La méthanisation, le nouveau défi de Florian Bonal
Originaire de Monsac dans le département de la Dordogne, Florian Bonal, 24 ans, est éleveur de race limousine en production de broutards. Il est sur le point de finaliser l’installation d’un méthaniseur en cette fin d’année 2023.
En Gaec avec son grand-frère et son père, Florian s’est installé en 2021 dans l’exploitation familiale qui compte 307 hectares et est dédiée à la polyculture élevage, avec pas moins de 150 mères de race limousine en production de broutards. Sa ferme a cette particularité de présenter une partie de sa surface en bio et une autre en conventionnel, le tout travaillé en agriculture de conservation des sols.
Après l’obtention de son BTS Analyse, conduite et stratégie de l’entreprise (Acse), le jeune éleveur a décidé de prendre son sac et de partir séjourner au Canada. Les quatre mois passés au pays du sirop d’érable lui ont permis d’acquérir de solides connaissances sur la conduite d’une exploitation céréalière. « Le but de ce voyage était de me bâtir une expérience, découvrir de nouvelles pratiques, des modèles différents de ceux que l’on peut retrouver en France. »
Un séjour au Canada bénéfique
Florian recommande vivement de vivre une expérience en dehors des sentiers battus :
« Il me semble très important avant de s’installer, de partir voir d’autres pratiques et exploitations et ainsi de se forger des bases solides.

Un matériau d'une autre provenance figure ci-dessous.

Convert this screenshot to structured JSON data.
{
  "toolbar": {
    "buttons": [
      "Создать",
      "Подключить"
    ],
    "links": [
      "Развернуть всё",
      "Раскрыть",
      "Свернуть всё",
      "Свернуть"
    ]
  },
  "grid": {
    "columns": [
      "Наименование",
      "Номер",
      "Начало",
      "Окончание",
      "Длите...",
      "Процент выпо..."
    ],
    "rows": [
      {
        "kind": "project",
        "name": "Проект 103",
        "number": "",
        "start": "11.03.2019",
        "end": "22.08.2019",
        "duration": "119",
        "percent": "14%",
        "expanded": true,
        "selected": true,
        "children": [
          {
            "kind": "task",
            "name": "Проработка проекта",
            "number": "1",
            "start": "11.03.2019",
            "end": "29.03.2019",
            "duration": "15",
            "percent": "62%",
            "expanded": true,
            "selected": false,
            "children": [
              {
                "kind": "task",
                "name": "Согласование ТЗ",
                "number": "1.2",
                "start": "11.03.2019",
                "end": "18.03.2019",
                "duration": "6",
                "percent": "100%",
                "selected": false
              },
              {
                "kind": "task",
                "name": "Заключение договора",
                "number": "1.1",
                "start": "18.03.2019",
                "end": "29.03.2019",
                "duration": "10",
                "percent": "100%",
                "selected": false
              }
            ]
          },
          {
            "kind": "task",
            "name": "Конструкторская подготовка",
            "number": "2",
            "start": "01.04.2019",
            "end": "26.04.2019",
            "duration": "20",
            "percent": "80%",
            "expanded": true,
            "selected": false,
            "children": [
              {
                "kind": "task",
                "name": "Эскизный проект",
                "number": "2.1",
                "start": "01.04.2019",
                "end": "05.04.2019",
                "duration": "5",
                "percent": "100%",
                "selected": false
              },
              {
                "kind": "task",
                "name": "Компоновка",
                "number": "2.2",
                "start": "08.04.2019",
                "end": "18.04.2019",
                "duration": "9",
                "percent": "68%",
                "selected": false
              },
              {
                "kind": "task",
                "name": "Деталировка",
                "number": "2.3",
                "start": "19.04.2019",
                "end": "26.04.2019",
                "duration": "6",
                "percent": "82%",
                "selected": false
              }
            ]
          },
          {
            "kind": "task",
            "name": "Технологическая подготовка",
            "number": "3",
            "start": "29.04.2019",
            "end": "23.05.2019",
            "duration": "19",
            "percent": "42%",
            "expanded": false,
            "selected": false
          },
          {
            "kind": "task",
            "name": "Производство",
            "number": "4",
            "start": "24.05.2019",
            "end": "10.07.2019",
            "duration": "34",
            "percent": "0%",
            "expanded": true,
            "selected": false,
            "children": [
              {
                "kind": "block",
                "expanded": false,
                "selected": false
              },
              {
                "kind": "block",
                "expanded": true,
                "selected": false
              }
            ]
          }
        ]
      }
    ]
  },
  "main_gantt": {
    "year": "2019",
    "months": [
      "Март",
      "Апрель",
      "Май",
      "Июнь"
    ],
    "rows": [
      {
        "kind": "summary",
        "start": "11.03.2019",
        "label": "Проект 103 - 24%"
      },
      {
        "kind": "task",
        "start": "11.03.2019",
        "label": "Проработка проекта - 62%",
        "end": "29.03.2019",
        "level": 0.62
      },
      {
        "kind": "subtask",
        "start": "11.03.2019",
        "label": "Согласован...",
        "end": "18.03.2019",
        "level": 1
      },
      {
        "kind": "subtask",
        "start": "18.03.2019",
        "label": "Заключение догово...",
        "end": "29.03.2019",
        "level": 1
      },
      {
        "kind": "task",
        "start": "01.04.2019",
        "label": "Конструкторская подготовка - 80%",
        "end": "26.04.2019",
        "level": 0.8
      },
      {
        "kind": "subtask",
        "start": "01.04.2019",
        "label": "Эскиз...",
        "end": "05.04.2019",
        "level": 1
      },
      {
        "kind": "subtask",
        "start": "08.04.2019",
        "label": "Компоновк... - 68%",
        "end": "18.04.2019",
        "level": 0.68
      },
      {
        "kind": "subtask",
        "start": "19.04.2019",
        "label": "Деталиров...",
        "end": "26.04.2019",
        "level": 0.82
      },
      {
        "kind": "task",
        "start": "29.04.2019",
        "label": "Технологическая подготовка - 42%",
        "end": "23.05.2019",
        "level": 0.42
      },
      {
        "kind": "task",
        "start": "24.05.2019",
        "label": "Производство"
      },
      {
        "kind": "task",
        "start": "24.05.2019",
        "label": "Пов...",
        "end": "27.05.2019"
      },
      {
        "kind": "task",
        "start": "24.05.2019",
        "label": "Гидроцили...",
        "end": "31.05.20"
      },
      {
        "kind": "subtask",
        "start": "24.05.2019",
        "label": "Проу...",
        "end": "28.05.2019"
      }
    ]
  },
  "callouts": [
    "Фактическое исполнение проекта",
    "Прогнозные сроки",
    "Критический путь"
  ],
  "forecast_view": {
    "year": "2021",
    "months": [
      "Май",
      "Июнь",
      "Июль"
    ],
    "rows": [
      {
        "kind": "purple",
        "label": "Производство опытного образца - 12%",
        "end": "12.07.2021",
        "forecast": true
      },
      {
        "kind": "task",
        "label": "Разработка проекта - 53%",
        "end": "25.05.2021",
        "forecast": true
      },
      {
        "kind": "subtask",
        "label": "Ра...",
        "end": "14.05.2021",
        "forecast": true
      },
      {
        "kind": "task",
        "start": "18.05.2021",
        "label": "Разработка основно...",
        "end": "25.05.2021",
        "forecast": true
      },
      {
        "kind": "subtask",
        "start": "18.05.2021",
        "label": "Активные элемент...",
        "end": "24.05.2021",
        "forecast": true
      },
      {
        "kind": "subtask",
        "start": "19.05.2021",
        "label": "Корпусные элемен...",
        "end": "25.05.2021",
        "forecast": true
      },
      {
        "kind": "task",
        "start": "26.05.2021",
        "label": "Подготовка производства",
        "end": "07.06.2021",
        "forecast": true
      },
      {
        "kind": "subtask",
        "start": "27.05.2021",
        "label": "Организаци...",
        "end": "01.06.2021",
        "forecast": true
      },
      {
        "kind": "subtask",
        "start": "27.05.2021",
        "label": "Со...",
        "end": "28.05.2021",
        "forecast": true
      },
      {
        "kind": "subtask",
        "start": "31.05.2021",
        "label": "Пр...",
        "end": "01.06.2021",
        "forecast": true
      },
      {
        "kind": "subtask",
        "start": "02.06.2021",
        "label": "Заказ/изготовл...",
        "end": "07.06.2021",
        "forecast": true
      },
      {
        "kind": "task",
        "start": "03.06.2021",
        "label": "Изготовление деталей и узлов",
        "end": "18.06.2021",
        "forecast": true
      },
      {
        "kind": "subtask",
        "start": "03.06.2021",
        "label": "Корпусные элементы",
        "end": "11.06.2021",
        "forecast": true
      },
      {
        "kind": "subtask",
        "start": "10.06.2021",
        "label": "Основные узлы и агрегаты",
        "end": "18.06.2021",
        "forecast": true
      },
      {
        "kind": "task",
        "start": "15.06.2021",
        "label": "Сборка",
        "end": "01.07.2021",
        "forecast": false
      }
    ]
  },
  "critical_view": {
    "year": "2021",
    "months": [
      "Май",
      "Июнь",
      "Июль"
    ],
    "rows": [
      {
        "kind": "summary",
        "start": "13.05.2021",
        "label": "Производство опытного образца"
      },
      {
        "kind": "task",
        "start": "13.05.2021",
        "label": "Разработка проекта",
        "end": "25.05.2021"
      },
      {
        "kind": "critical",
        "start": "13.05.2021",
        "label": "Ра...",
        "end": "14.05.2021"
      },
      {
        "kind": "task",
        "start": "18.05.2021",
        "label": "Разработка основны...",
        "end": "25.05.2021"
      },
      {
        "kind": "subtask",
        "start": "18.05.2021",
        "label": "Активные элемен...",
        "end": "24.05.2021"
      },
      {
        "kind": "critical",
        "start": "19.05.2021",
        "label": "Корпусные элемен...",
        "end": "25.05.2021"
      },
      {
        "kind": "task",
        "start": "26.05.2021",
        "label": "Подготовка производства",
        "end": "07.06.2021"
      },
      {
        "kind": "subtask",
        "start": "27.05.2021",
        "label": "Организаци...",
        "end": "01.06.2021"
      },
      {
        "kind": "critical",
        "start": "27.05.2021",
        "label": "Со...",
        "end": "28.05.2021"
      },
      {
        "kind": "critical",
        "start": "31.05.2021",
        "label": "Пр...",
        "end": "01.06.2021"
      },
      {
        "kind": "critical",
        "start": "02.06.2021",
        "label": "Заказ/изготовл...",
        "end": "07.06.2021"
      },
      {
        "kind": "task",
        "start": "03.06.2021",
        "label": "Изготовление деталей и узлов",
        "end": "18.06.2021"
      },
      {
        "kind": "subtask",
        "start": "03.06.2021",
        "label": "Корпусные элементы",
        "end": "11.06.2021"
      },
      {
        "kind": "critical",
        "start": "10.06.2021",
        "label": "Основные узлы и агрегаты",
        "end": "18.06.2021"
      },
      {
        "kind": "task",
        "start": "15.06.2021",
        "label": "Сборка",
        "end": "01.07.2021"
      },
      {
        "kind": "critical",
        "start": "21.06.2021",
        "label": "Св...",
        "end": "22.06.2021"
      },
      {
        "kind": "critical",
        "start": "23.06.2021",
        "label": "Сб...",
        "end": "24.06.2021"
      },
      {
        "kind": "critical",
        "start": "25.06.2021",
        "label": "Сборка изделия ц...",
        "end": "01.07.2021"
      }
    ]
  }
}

Souvent, nous restons dans notre région, sans aller voir ce qui se fait ailleurs alors que ces voyages peuvent nous aider à générer des idées nouvelles qui nous permettront ensuite d’innover sur la ferme familiale ou celle que nous reprenons. Ça ne peut être que positif ! »
Dès son retour en France, le jeune monsacois décide de faire le tour des Cuma, coopératives qui mutualisent les matériels agricoles.
La méthanisation, un projet à plusieurs défis !
Florian y découvre la méthanisation. Attiré par ce type de projet, il décide d’en parler à son père et son frère. « Je me suis dit que ce serait bien d’investir dans un méthaniseur en semant en parallèle des cultures intermédiaires à vocation énergétique (Cive), à raison de trois cultures sur deux ans, sans réduire la production céréalière destinée à l’alimentation du bétail », raconte Florian. Les Bonal ont muri ce projet en famille, en consultant à maintes reprises différentes Cuma locales. En parallèle, Florian a multiplié les visites dans la région en quête d’informations, en échangeant en particulier avec des agriculteurs qui commercialisent leurs digestats.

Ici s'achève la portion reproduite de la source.